While a hot, seasonally dry early autumn turned our stretch of front lawn into a silvery savanna, lack of rainfall and a sweltering September afternoon couldn’t thwart our mission to forage. It wasn’t long before we crossed paths with “a mushroom interesting in the extreme.” Fomitopis Betulina also known as the Birch Polypore (BP), a common bracket fungus, was harvested for centuries for its vast medicinal aspects, holding anti-bacterial, anti-parasitic, anti-viral and anti-inflammatory properties. It was also formed into band-aids for wounds. Unearthed with the first discovered Iceman Ötzi, BPs were also sought after for their ascetic or ornamental value, a Birch Polypore found mounted to Ötzi’s leather thong. Three of the mushrooms were found in his pouch along with Fomes Fomentarius, a mushroom that, when boiled and properly pounded out, forms a leather-like material called Amadou, that’s then used to make hats, wallets, and other garments. BP’s velvety edge were even used as a strop to sharpen razors, hence its name Razor Strop Fungus.

Cameron’s sprightly, trail-attuned eyes caught the bright yellow caps of Pholiota Aurivella, commonly known as the Golden Phollota. While described by Anthony as having a “nutty taste”, it’s been reported that the this mushroom’s flavor resembles "marshmallows without the sugar.” That set the stage for a sighting and discussion of beloved, bright yellow Slime Mold. Not a mushroom but rather a protist in its own scientific category, Fuligo Septica, also called Dog Vomit or Scrambled Egg Slime Mold, are energetic blobs that can move up to a foot a day, changing form like a shape-shifter. Amoeba-like with no cellular walls, there’s even a pulsating area of the organism, as if it had a heartbeat. Put into terrariums, these intelligent molds can crawl through a labyrinth, and were bizarrely used to remodel the Tokyo subway system. In Mexico, they’re gathered by moonlight and fried up in pans. Buenos.

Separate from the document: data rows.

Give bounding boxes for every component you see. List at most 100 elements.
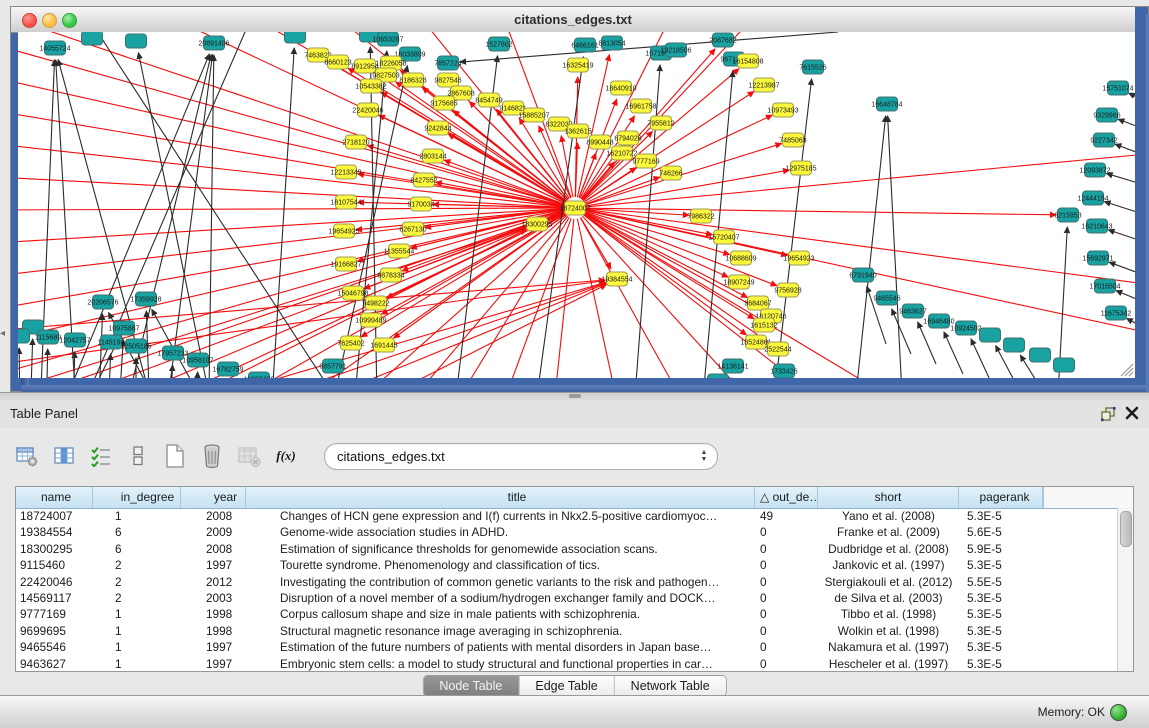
table-cell: Structural magnetic resonance image aver… [246,623,755,639]
network-node-label: 18724007 [559,205,590,212]
network-edge [460,32,838,62]
canvas-resize-grip[interactable] [1121,364,1133,376]
table-row[interactable]: 1830029562008Estimation of significance … [16,541,1119,557]
network-edge [1115,144,1135,164]
table-cell: 5.3E-5 [959,557,1043,573]
network-node[interactable] [18,329,30,343]
table-row[interactable]: 977716911998Corpus callosum shape and si… [16,606,1119,622]
table-cell: 5.3E-5 [959,606,1043,622]
function-builder-icon[interactable]: f(x) [273,443,299,469]
network-node-label: 8267130 [399,226,426,233]
network-node-label: 11675342 [1101,310,1132,317]
network-node[interactable] [82,32,103,45]
show-columns-icon[interactable] [51,443,77,469]
network-node-label: 6794028 [614,135,641,142]
tab-edge-table[interactable]: Edge Table [519,676,614,696]
network-edge [585,177,659,204]
node-table: namein_degreeyeartitle△ out_de…shortpage… [15,486,1134,672]
network-edge [586,208,1056,215]
network-node-label: 9242844 [424,125,451,132]
network-node[interactable] [1054,358,1075,372]
table-selector-dropdown[interactable]: citations_edges.txt ▲▼ [324,443,718,470]
column-header-title[interactable]: title [246,487,755,508]
network-node-label: 2087682 [709,37,736,44]
network-node-label: 19654923 [783,255,814,262]
table-row[interactable]: 1938455462009Genome-wide association stu… [16,524,1119,540]
delete-column-icon[interactable] [199,443,225,469]
table-cell: 0 [755,557,818,573]
scrollbar-thumb[interactable] [1120,511,1132,547]
network-node-label: 9777169 [632,158,659,165]
network-node-label: 9175685 [430,100,457,107]
network-node-label: 16325419 [562,62,593,69]
table-vertical-scrollbar[interactable] [1117,508,1133,671]
column-header-short[interactable]: short [818,487,959,508]
network-node-label: 9329966 [1093,112,1120,119]
column-header-year[interactable]: year [181,487,246,508]
network-node[interactable] [285,32,306,43]
network-canvas[interactable]: 1405572420891406106532871603380915276026… [18,32,1135,378]
splitter-grip[interactable] [569,394,581,398]
network-node-label: 16946480 [923,318,954,325]
table-cell: 18724007 [16,508,93,524]
network-node-label: 9465546 [873,295,900,302]
network-node[interactable] [126,34,147,48]
close-panel-icon[interactable] [1124,405,1140,421]
network-node-label: 12975185 [785,165,816,172]
network-node-label: 17016504 [1089,283,1120,290]
row-tools-icon[interactable] [125,443,151,469]
table-cell: 1 [93,606,181,622]
table-cell: 22420046 [16,574,93,590]
import-table-disabled-icon[interactable] [236,443,262,469]
table-cell: 0 [755,639,818,655]
float-panel-icon[interactable] [1100,406,1118,422]
table-cell: 5.3E-5 [959,590,1043,606]
network-node-label: 18907249 [723,279,754,286]
table-row[interactable]: 911546021997Tourette syndrome. Phenomeno… [16,557,1119,573]
table-cell: 5.3E-5 [959,639,1043,655]
network-edge [78,32,258,378]
table-row[interactable]: 1456911722003Disruption of a novel membe… [16,590,1119,606]
network-node[interactable] [708,374,729,378]
tab-node-table[interactable]: Node Table [423,676,519,696]
table-mode-icon[interactable] [14,443,40,469]
table-row[interactable]: 946554611997Estimation of the future num… [16,639,1119,655]
table-row[interactable]: 946362711997Embryonic stem cells: a mode… [16,656,1119,671]
table-cell: 2 [93,557,181,573]
tab-network-table[interactable]: Network Table [615,676,726,696]
select-columns-icon[interactable] [88,443,114,469]
network-edge [56,60,80,378]
column-header-pagerank[interactable]: pagerank [959,487,1043,508]
network-node-label: 9498222 [362,300,389,307]
table-cell: 1997 [181,656,246,671]
network-node-label: 14055724 [39,45,70,52]
memory-status-indicator[interactable] [1110,704,1127,721]
column-header-out_de[interactable]: △ out_de… [755,487,818,508]
table-row[interactable]: 1872400712008Changes of HCN gene express… [16,508,1119,524]
network-node[interactable] [980,328,1001,342]
table-cell: 1998 [181,623,246,639]
window-titlebar[interactable]: citations_edges.txt [11,7,1135,33]
table-panel-title: Table Panel [10,406,78,421]
column-header-name[interactable]: name [16,487,93,508]
table-cell: 1 [93,623,181,639]
splitter-collapse-arrow-icon[interactable]: ◂ [0,326,9,342]
network-edge [1106,173,1135,192]
network-node[interactable] [1004,338,1025,352]
table-cell: 2008 [181,541,246,557]
network-edge [18,208,564,210]
create-column-icon[interactable] [162,443,188,469]
table-cell: Corpus callosum shape and size in male p… [246,606,755,622]
network-node[interactable] [1030,348,1051,362]
table-cell: Franke et al. (2009) [818,524,959,540]
table-selector-value: citations_edges.txt [325,449,691,464]
table-cell: 9465546 [16,639,93,655]
table-cell: 2012 [181,574,246,590]
column-header-in_degree[interactable]: in_degree [93,487,181,508]
network-node-label: 15046798 [337,290,368,297]
table-cell: 2008 [181,508,246,524]
table-row[interactable]: 969969511998Structural magnetic resonanc… [16,623,1119,639]
fx-label: f(x) [276,448,296,464]
table-cell: Jankovic et al. (1997) [818,557,959,573]
table-row[interactable]: 2242004622012Investigating the contribut… [16,574,1119,590]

Receiving some encouraging follow-up notes from Anthony, he pointed out the ramps on our property take forever to develop, going from seed to bulb in four to five years, a very lengthy multiplying process. That considered, we’ll be working at developing our edible plant offerings — ramps, mushrooms, slime mold (bromas - joking!) — but seriously building a thriving food forest here at The Higher Haven. Fostering ramp patches, plugging logs, these are just a few of the ways we can apply the wisdom of the forest wilderness, enriching our land as well as future retreats. Plugging Mycelium corks and inoculating logs makes for the start of an incredible cultivation plan, a collaboration with the power of nature, a way to harness its primal, unpredictable force.

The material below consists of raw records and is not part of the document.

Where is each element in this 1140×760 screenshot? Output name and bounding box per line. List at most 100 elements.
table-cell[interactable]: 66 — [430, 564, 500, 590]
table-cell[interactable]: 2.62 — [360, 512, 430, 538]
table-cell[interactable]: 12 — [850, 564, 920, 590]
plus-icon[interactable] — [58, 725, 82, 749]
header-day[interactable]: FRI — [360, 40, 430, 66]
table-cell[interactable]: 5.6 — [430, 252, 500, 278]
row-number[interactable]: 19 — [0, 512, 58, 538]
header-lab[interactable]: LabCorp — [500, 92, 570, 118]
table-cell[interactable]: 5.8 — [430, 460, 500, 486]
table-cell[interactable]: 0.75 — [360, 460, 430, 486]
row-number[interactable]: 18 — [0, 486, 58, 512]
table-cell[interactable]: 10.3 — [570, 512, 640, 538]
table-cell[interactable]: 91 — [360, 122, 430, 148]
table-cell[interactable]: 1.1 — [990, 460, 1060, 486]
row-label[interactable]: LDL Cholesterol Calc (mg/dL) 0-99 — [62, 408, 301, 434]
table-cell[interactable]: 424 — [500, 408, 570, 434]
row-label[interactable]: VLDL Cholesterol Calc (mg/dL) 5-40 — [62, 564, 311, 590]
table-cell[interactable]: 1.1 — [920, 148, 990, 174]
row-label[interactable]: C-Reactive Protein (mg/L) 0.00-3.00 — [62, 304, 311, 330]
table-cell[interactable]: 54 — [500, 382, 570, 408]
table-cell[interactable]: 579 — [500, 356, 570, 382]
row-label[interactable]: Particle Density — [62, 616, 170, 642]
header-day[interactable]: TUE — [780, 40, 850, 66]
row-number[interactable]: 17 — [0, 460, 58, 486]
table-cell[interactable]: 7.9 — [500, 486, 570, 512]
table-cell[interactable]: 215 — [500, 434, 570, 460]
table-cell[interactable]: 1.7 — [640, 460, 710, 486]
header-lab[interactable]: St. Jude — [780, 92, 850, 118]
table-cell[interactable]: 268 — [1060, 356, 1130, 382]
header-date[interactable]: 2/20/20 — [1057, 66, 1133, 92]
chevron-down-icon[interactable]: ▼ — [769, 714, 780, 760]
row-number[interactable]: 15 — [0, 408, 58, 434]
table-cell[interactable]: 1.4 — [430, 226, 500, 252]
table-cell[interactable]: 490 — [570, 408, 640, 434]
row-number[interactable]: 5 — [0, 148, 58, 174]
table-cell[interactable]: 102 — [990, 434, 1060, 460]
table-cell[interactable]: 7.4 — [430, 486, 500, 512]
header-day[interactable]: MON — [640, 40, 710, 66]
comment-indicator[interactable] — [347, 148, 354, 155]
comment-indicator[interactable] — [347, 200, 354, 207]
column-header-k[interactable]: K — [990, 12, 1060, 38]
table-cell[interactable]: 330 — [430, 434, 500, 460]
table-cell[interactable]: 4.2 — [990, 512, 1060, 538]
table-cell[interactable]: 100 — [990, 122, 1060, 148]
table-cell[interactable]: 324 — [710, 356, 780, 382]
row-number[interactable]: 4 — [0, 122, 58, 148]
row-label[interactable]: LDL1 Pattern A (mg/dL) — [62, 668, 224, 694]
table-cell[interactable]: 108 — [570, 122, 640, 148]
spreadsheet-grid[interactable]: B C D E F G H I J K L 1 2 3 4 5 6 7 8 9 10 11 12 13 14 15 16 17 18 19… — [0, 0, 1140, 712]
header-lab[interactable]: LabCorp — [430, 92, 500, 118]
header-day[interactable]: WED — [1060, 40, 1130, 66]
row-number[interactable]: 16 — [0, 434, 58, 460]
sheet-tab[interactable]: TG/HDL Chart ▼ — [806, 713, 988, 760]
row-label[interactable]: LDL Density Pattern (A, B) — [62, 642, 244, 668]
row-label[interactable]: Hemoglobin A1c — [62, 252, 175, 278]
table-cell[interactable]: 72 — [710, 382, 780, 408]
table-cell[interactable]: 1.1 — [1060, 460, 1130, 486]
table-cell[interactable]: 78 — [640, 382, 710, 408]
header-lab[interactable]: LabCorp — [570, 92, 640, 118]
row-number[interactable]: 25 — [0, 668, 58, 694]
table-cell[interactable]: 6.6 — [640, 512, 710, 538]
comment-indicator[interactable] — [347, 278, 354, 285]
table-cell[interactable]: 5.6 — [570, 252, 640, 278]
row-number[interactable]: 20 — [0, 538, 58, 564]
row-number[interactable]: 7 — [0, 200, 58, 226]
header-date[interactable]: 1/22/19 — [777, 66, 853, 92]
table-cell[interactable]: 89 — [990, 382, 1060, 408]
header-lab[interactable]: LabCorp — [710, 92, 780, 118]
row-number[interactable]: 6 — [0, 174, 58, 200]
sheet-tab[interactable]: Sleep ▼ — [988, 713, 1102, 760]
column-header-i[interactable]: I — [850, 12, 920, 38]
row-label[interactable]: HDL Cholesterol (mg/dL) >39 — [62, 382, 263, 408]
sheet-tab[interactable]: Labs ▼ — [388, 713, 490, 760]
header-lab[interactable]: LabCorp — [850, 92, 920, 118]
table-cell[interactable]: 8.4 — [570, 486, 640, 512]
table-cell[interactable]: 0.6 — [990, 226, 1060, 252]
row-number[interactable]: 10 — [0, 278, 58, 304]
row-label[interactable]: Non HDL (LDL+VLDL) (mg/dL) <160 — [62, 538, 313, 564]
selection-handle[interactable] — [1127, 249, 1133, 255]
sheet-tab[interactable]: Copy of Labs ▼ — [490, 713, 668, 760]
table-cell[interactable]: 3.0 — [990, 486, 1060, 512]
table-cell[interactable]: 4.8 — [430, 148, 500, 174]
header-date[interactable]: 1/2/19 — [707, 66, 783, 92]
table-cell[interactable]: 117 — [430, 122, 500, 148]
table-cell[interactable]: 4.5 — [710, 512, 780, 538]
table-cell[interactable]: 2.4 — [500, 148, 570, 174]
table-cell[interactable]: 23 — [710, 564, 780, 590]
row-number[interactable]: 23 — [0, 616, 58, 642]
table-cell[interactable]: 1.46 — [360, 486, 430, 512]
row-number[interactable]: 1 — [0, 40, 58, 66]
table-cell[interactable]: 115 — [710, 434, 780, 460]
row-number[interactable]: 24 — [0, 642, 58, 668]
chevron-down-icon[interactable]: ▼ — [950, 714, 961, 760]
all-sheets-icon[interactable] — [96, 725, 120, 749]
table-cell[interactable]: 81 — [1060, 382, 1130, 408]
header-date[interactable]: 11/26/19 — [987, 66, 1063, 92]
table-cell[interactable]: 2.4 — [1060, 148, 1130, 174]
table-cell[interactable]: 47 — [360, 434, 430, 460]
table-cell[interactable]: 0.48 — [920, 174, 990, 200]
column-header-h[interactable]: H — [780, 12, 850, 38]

At the end of the day, it was another great forest foray, another chapter in our ongoing discovery of an underground network of interconnected organisms revealing a wild new story about our planet’s ability to heal itself. The innate intelligence of these networks —the result of billions of years of evolution —has much to teach us. And spending the afternoon with Tony, our team of nature walkers took it all in. According to my mushroom coloring book, this ‘third kingdom” of fungi and mushrooms is a realm of mystery on whose secrets the future of life on earth may depend. At a time when solutions to our planets most pressing challenges seem as elusive as ever, the ground beneath our retreat center holds some very promising answers.